With the support of parallel interface circuit 8155A chip, the display circuit, AD DAC and keyboard are expanded. After DAC, the R-232C standard interface communication circuit is realized. In the aspect of controller, the specific working process is as follows: the single chip computer collects the voltage signal transmitted by the temperature sensor, carries on A/D conversion through calling the data processing program, displays the current temperature value, and transmits this value to the upper computer. For the sampling value, the single chip computer obtains specific control by fuzzy reasoning. After the value, the MCU sends the specific temperature control signal to the actuator. Firstly, the design method of the main program of the system is given, which mainly consists of three interrupts: serial communication interrupt, temperature sensor sampling temperature signal interrupt and initial temperature terminal service program. Each time after the computer completes the temperature acquisition, the corresponding request for serial communication signal will be sent, and the collected temperature signal will be transmitted. It is sent to the host computer connected with the system for display. Secondly, the timer interrupt service subroutine is designed to set the sampling period of the timer. In this process, considering that the resistance furnace itself is a time-delay system with pure lag, in order to further improve the stability of the system, thermostatic element after consideration, 8s is taken as the specific time interval for sampling by the single chip computer, and after reaching the pre-set time, then The interrupt request signal will be transmitted to the MCU by the timer.
When the MCU receives the interrupt request signal, it will enter the terminal program to execute sampling. Finally, the design of the sub-program of fuzzy reasoning.
The controller is mainly composed of two-input and single-output controllers.

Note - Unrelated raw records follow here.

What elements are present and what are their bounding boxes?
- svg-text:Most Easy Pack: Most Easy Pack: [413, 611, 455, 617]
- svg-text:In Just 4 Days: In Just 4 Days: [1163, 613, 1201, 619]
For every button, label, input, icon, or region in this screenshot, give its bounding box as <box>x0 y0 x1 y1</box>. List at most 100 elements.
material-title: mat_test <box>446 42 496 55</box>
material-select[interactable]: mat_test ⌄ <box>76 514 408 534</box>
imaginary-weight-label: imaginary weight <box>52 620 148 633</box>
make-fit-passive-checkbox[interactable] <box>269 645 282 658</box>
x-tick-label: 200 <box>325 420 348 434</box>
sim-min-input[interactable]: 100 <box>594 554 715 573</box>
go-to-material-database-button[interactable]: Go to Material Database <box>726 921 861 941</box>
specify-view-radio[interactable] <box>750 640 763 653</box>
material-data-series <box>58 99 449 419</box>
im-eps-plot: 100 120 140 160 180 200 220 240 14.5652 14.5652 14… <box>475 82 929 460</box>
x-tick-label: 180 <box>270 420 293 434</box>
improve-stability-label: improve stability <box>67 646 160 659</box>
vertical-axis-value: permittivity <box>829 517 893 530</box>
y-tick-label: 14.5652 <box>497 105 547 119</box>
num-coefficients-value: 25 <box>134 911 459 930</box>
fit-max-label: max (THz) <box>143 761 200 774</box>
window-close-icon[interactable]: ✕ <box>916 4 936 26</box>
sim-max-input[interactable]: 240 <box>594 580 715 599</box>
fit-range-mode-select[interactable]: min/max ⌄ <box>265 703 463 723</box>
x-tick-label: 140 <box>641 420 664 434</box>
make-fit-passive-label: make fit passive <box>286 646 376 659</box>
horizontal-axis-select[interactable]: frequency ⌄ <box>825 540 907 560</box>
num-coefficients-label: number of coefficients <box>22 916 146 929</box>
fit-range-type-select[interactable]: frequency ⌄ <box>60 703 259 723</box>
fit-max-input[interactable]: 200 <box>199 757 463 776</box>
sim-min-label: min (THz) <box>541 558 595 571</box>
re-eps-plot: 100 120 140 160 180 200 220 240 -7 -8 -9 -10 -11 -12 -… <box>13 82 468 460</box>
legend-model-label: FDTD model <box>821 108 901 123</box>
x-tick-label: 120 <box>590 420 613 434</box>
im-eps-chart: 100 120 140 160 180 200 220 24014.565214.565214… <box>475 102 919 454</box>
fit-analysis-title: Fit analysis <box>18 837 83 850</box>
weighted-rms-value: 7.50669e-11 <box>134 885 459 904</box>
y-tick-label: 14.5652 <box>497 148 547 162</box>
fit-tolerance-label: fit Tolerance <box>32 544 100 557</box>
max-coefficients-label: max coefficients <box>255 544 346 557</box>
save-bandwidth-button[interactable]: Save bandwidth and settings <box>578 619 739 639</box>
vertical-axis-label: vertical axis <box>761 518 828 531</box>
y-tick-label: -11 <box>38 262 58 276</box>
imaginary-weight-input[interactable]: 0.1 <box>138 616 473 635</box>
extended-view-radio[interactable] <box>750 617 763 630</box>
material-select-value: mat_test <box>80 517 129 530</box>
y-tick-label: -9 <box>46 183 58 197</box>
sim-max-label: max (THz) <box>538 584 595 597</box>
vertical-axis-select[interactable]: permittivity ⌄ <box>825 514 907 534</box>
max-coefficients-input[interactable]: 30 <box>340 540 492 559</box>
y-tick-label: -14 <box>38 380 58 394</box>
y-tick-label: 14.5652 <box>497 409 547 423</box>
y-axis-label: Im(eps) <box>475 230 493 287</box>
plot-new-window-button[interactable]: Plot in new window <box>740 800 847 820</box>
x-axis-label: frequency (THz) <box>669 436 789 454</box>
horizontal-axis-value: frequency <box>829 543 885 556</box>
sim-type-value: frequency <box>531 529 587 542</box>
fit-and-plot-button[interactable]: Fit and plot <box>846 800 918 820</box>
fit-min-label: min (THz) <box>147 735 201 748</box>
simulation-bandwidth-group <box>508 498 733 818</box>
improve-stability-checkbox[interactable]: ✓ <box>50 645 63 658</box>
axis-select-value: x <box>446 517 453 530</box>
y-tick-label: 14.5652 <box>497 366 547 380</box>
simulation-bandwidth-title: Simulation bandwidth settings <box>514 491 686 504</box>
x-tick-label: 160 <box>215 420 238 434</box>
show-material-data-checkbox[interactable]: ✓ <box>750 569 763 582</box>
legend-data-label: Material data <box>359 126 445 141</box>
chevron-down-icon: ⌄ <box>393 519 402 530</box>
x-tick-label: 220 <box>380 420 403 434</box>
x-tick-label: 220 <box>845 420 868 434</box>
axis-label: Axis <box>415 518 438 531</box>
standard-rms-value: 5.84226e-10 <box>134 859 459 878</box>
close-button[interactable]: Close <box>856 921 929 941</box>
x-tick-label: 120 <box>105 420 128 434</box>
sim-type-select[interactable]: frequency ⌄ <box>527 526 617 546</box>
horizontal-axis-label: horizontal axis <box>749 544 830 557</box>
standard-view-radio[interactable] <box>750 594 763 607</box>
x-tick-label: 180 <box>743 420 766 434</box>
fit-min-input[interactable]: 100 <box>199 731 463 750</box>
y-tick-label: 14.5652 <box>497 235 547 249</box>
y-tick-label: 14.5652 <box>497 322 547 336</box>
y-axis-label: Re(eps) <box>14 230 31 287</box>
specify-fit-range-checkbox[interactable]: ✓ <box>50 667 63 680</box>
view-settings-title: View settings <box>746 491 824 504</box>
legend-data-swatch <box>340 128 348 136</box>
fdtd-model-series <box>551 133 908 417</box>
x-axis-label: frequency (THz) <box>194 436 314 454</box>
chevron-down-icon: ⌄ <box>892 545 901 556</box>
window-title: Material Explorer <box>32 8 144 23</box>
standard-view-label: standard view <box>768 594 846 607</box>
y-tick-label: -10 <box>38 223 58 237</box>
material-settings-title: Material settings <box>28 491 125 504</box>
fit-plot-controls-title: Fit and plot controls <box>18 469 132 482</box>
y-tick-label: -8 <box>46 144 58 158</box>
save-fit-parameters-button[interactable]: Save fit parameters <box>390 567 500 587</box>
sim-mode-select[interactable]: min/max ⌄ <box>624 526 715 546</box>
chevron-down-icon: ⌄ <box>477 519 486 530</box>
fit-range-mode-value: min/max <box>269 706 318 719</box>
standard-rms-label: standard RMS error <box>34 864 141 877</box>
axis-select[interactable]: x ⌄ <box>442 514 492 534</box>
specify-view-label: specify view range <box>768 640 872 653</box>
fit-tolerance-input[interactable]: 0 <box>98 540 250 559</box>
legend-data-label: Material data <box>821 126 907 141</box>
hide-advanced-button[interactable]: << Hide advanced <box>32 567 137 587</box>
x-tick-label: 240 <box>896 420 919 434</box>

The concrete steps of temperature control calculation are as follows: Firstly, the domain of error and its rate of change and the domain of related control variables are controlled, and the actual range of change of specific domain is divided. For PID temperature controller with higher control precision, the corresponding range of change can be obtained. It is divided into seven grades and ensures that each file corresponds to an element in its domain. So far, the actual measurement parameters in the PID temperature control system can be quantified into the elements contained in the domain [3]. Secondly, the system generates the fuzzy control table by off-line calculation. In the process of system operation, the main program of the single chip computer is interrupted, and the corresponding look-up table subroutine is executed to obtain the final control quantity. This paper describes and analyzes the control principle of the fuzzy self-tuning PID controller, and then designs the hardware part of the fuzzy self-tuning PID controller based on the AT89C52 single chip microcomputer. On this basis, the software part of the temperature controller based on the self-tuning PID is designed and analyzed in detail. The results show that the fuzzy self-tuning PID temperature controller can effectively improve the control accuracy of the temperature controller by combining the fuzzy control rules with the PID control. In the future, the design and research of self-tuning PID temperature controller should be further strengthened to lay a good foundation for improving the stability and accuracy of temperature control in industrial production process.